Critical Tech Talk: Black Media Philosophy and Beyond with Armond R. Towns

Wednesday, September 20, 2023 5:00 pm - 6:30 pm EDT (GMT -04:00)
Black Media Philosophy and Beyond

Critical Tech Talk 2.1: Black Media Philosophy and Beyond with Armond R. Towns

Wednesday, September 20, 2023, 5:00 - 6:30 p.m. | Register for this in-person and virtual event

This Critical Tech Talk event features Armond R. Towns, on the modern research university, race, and communication and media studies. Following the talk, there will be a short reception for in-person attendees at the Science Teaching Complex (STC).

About the talk

Much of the contemporary research on race in communication media studies begins with media representations. However, for this talk, Armond R. Towns will focus on the relationship between the modern research university, race, and the development of communication and media studies in the early and mid-twentieth century, with a focus specifically on US and Canadian communication and media studies. Like the modern university, the discipline of communication and media studies, Towns argues, has a difficulty with understanding non-Western life. This talk is a beginning conversation on how to push toward new forms of understanding humanity beyond Western life. The topic of “who counts as human” is crucial in a context where big tech aims to control the future of so-called humanity and the AI race closes the gap between human and machine communications.

About the speaker

Armond R. Towns is an associate professor in Communication and Media Studies at Carleton University.
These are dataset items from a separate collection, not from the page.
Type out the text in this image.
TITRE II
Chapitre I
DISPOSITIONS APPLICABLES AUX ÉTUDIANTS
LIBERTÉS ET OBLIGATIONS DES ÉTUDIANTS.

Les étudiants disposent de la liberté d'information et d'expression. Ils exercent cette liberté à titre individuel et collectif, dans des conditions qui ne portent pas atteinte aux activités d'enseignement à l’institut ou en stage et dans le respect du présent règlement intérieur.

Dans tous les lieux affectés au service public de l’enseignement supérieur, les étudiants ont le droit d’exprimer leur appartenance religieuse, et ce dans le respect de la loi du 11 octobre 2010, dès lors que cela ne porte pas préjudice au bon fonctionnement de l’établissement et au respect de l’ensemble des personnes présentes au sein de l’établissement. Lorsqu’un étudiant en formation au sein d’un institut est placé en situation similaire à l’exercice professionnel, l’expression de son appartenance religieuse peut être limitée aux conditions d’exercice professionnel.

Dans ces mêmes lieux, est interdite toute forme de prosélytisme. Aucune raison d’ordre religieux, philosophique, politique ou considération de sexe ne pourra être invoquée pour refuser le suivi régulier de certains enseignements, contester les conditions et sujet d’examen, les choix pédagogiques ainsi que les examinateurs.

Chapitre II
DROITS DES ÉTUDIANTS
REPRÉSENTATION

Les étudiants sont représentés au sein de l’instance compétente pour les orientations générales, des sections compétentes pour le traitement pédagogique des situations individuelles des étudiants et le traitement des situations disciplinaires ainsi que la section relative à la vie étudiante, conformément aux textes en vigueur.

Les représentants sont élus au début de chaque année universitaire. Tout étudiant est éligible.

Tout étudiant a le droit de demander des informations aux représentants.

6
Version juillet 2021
He holds a Ph.D. from the University of North Carolina at Chapel Hill in Communication. His research brings together Black studies, cultural studies, and media philosophy. His book, On Black Media Philosophy, was published in 2022 with the University of California Press. He is also the co-founder and inaugural editor of the journal, Communication and Race. Currently, he is developing a project on the relationship between the history of communication studies and the history of Black studies, focusing specifically on the development of both fields in U.S. and Canada.

About the respondent

Tolulope Awobusuyi is an environmental software consultant and PhD student in Geography and Environmental Management. His research looks at the relationship between visual culture and Blackness, primarily through photography and film, and how Black spatiality is produced in media at the narrative level. He is also interested in the philosophies and epistemologies of design practice, particularly in technology and media.